Par un mémoire en défense, enregistré le 8 août 2025, le préfet du Haut-Rhin conclut au rejet de la requête.
Il fait valoir que les moyens soulevés ne sont pas fondés.
Vu les autres pièces du dossier.
Vu :
— la convention européenne de sauvegarde des droits de l’homme et des libertés fondamentales ;
— le code de l’entrée et du séjour des étrangers et du droit d’asile ;
— la loi n° 91-647 du 10 juillet 1991 ;
— le code de justice administrative.
La présidente du tribunal a désigné Mme Eymaron en application des dispositions de l’article L. 922-2 du code de l’entrée et du séjour des étrangers et du droit d’asile.
Les parties ont été régulièrement averties du jour de l’audience.
Le rapport de Mme Eymaron, magistrate désignée, a été entendu au cours de l’audience publique.
Les parties, régulièrement convoquées, n’étaient ni présentes ni représentées.
L’instruction a été close à l’issue de l’audience.
Considérant ce qui suit :
Sur l’admission provisoire au bénéfice de l’aide juridictionnelle :
1. Aux termes de l’article 20 de la loi susvisée du 10 juillet 1991 : « Dans les cas d’urgence, sous réserve de l’appréciation des règles relatives aux commissions ou désignations d’office, l’admission provisoire à l’aide juridictionnelle peut être prononcée soit par le président du bureau ou de la section compétente du bureau d’aide juridictionnelle, soit par la juridiction compétente ou son président. ». Aux termes de l’article 61 du décret du 28 décembre 2020 pris pour l’application de ces dispositions : « () / L’admission provisoire est accordée par le président du bureau ou de la section ou le président de la juridiction saisie, soit sur une demande présentée sans forme par l’intéressé, soit d’office si celui-ci a présenté une demande d’aide juridictionnelle ou d’aide à l’intervention de l’avocat sur laquelle il n’a pas encore été statué ».
2. En raison de l’urgence, il y a lieu d’admettre M. B, à titre provisoire, au bénéfice de l’aide juridictionnelle, sur le fondement de l’article 20 de la loi du 10 juillet 1991 susvisée.
Sur les conclusions à fin d’annulation :
3. Aux termes de l’article L. 612-11 du code de l’entrée et du séjour des étrangers et du droit d’asile : " L’autorité administrative peut prolonger l’interdiction de retour pour une durée maximale de deux ans dans les cas suivants : / 1° L’étranger s’est maintenu irrégulièrement sur le territoire français alors qu’il était obligé de le quitter sans délai ; () Compte tenu des prolongations éventuellement décidées, la durée totale de l’interdiction de retour ne peut excéder cinq ans à compter de l’exécution de l’obligation de quitter le territoire français, sauf menace grave pour l’ordre public. ".

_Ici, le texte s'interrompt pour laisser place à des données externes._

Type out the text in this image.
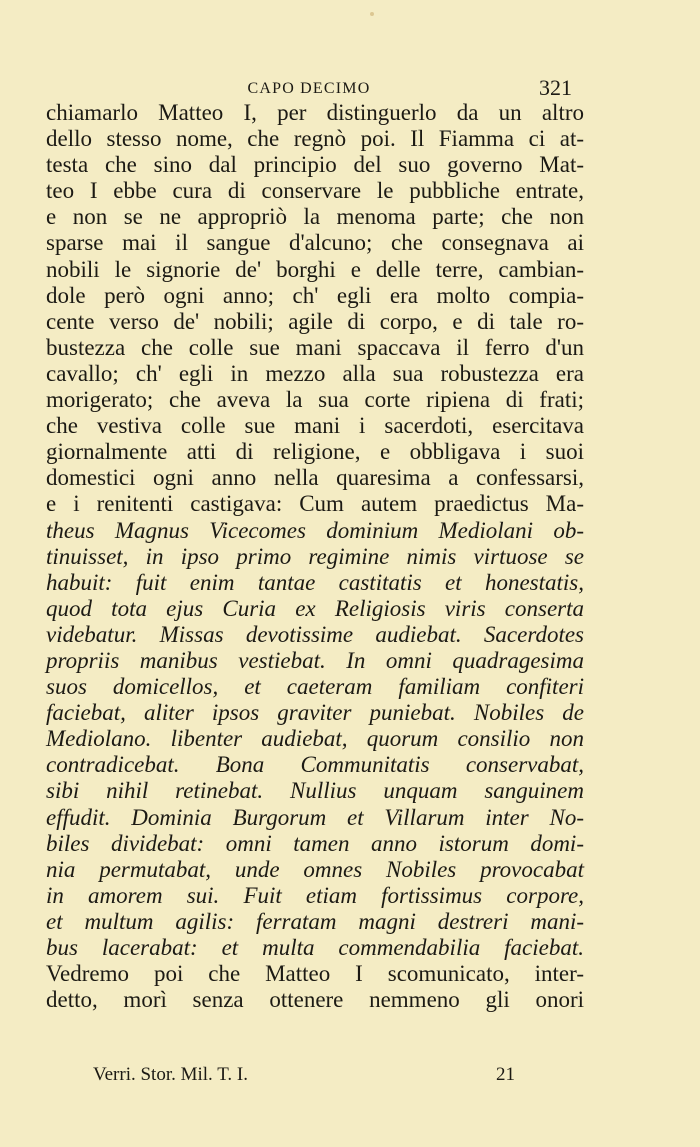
CAPO DECIMO	321
chiamarlo Matteo I, per distinguerlo da un altro
dello stesso nome, che regnò poi. Il Fiamma ci at-
testa che sino dal principio del suo governo Mat-
teo I ebbe cura di conservare le pubbliche entrate,
e non se ne appropriò la menoma parte; che non
sparse mai il sangue d'alcuno; che consegnava ai
nobili le signorie de' borghi e delle terre, cambian-
dole però ogni anno; ch' egli era molto compia-
cente verso de' nobili; agile di corpo, e di tale ro-
bustezza che colle sue mani spaccava il ferro d'un
cavallo; ch' egli in mezzo alla sua robustezza era
morigerato; che aveva la sua corte ripiena di frati;
che vestiva colle sue mani i sacerdoti, esercitava
giornalmente atti di religione, e obbligava i suoi
domestici ogni anno nella quaresima a confessarsi,
e i renitenti castigava: Cum autem praedictus Ma-
theus Magnus Vicecomes dominium Mediolani ob-
tinuisset, in ipso primo regimine nimis virtuose se
habuit: fuit enim tantae castitatis et honestatis,
quod tota ejus Curia ex Religiosis viris conserta
videbatur. Missas devotissime audiebat. Sacerdotes
propriis manibus vestiebat. In omni quadragesima
suos domicellos, et caeteram familiam confiteri
faciebat, aliter ipsos graviter puniebat. Nobiles de
Mediolano. libenter audiebat, quorum consilio non
contradicebat. Bona Communitatis conservabat,
sibi nihil retinebat. Nullius unquam sanguinem
effudit. Dominia Burgorum et Villarum inter No-
biles dividebat: omni tamen anno istorum domi-
nia permutabat, unde omnes Nobiles provocabat
in amorem sui. Fuit etiam fortissimus corpore,
et multum agilis: ferratam magni destreri mani-
bus lacerabat: et multa commendabilia faciebat.
Vedremo poi che Matteo I scomunicato, inter-
detto, morì senza ottenere nemmeno gli onori
Verri. Stor. Mil. T. I.	21
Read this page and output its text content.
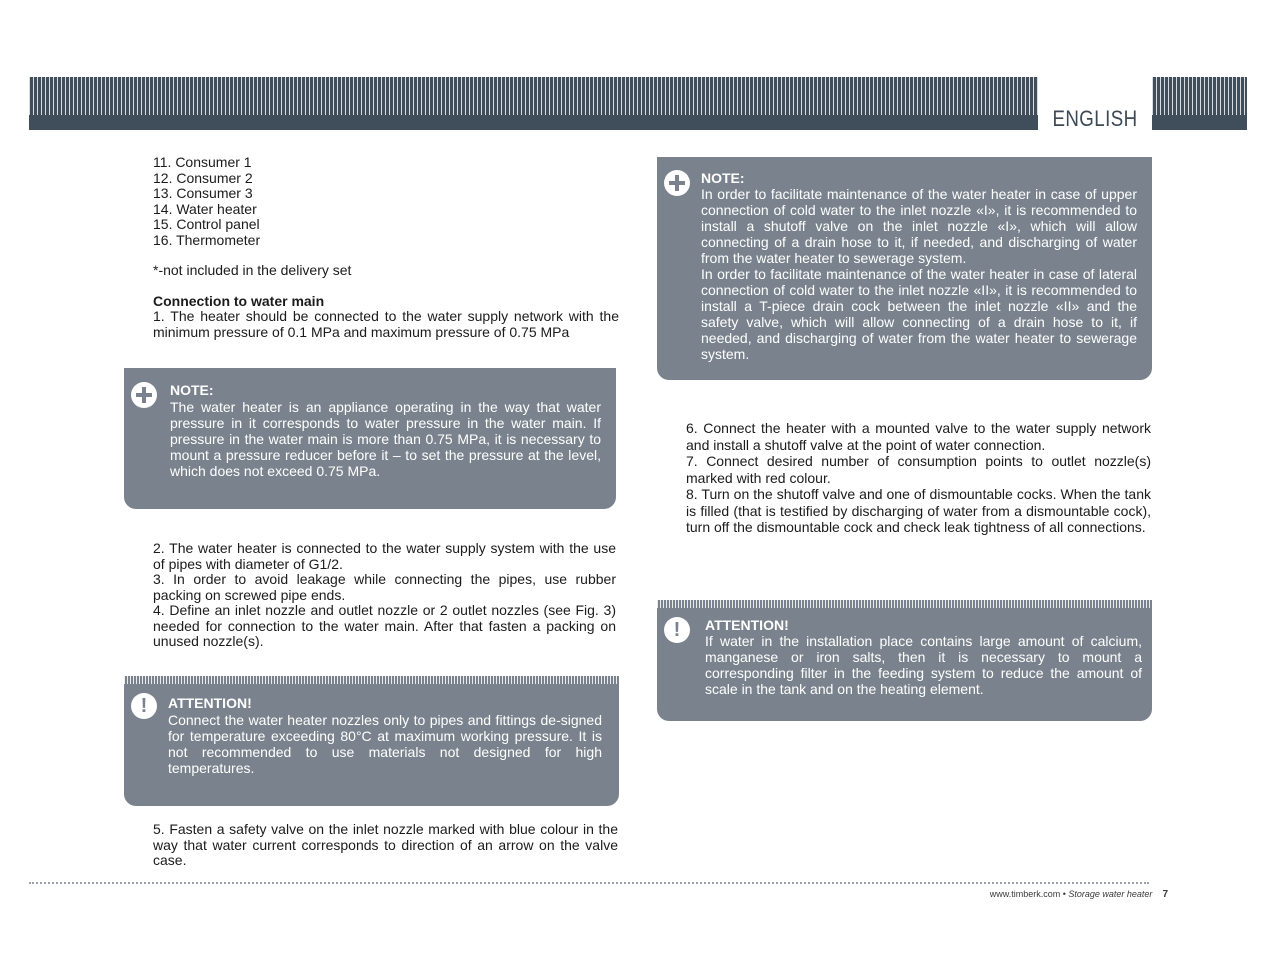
ENGLISH

11. Consumer 1

12. Consumer 2

13. Consumer 3

14. Water heater

15. Control panel

16. Thermometer

*-not included in the delivery set
Connection to water main
1. The heater should be connected to the water supply network with the minimum pressure of 0.1 MPa and maximum pressure of 0.75 MPa
NOTE:
The water heater is an appliance operating in the way that water pressure in it corresponds to water pressure in the water main. If pressure in the water main is more than 0.75 MPa, it is necessary to mount a pressure reducer before it – to set the pressure at the level, which does not exceed 0.75 MPa.

2. The water heater is connected to the water supply system with the use of pipes with diameter of G1/2.

3. In order to avoid leakage while connecting the pipes, use rubber packing on screwed pipe ends.

4. Define an inlet nozzle and outlet nozzle or 2 outlet nozzles (see Fig. 3) needed for connection to the water main. After that fasten a packing on unused nozzle(s).

!	ATTENTION!
Connect the water heater nozzles only to pipes and fittings de-signed for temperature exceeding 80°C at maximum working pressure. It is not recommended to use materials not designed for high temperatures.
5. Fasten a safety valve on the inlet nozzle marked with blue colour in the way that water current corresponds to direction of an arrow on the valve case.
NOTE:

In order to facilitate maintenance of the water heater in case of upper connection of cold water to the inlet nozzle «I», it is recommended to install a shutoff valve on the inlet nozzle «I», which will allow connecting of a drain hose to it, if needed, and discharging of water from the water heater to sewerage system.

In order to facilitate maintenance of the water heater in case of lateral connection of cold water to the inlet nozzle «II», it is recommended to install a T-piece drain cock between the inlet nozzle «II» and the safety valve, which will allow connecting of a drain hose to it, if needed, and discharging of water from the water heater to sewerage system.

6. Connect the heater with a mounted valve to the water supply network and install a shutoff valve at the point of water connection.

7. Connect desired number of consumption points to outlet nozzle(s) marked with red colour.

8. Turn on the shutoff valve and one of dismountable cocks. When the tank is filled (that is testified by discharging of water from a dismountable cock), turn off the dismountable cock and check leak tightness of all connections.

!	ATTENTION!
If water in the installation place contains large amount of calcium, manganese or iron salts, then it is necessary to mount a corresponding filter in the feeding system to reduce the amount of scale in the tank and on the heating element.
www.timberk.com • Storage water heater 7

4. En premier lieu, par un arrêté du 16 juin 2025, régulièrement publié au recueil des actes administratifs de l’État dans la préfecture le même jour, le préfet du Haut-Rhin a donné délégation à M. A D, sous-préfet de Thann-Guebwiller, à l’effet de signer notamment, dans le cadre de ses permanences, la décision attaquée. Il ressort, en outre, des éléments produits en défense par le préfet que M. D était de permanence à la date de la décision contestée. Par suite, le moyen tiré de ce que la décision contestée est entachée d’incompétence doit être écarté.
5. En second lieu, aux termes de l’article 8 de la convention européenne de sauvegarde des droits de l’homme et des libertés fondamentales : « 1. Toute personne a droit au respect de sa vie privée et familiale, de son domicile et de sa correspondance. / 2. Il ne peut y avoir ingérence d’une autorité publique dans l’exercice de ce droit que pour autant que cette ingérence est prévue par la loi et qu’elle constitue une mesure qui, dans une société démocratique, est nécessaire à la sécurité nationale, à la sûreté publique, au bien-être économique du pays, à la défense de l’ordre et à la prévention des infractions pénales, à la protection de la santé ou de la morale, ou à la protection des droits et libertés d’autrui ».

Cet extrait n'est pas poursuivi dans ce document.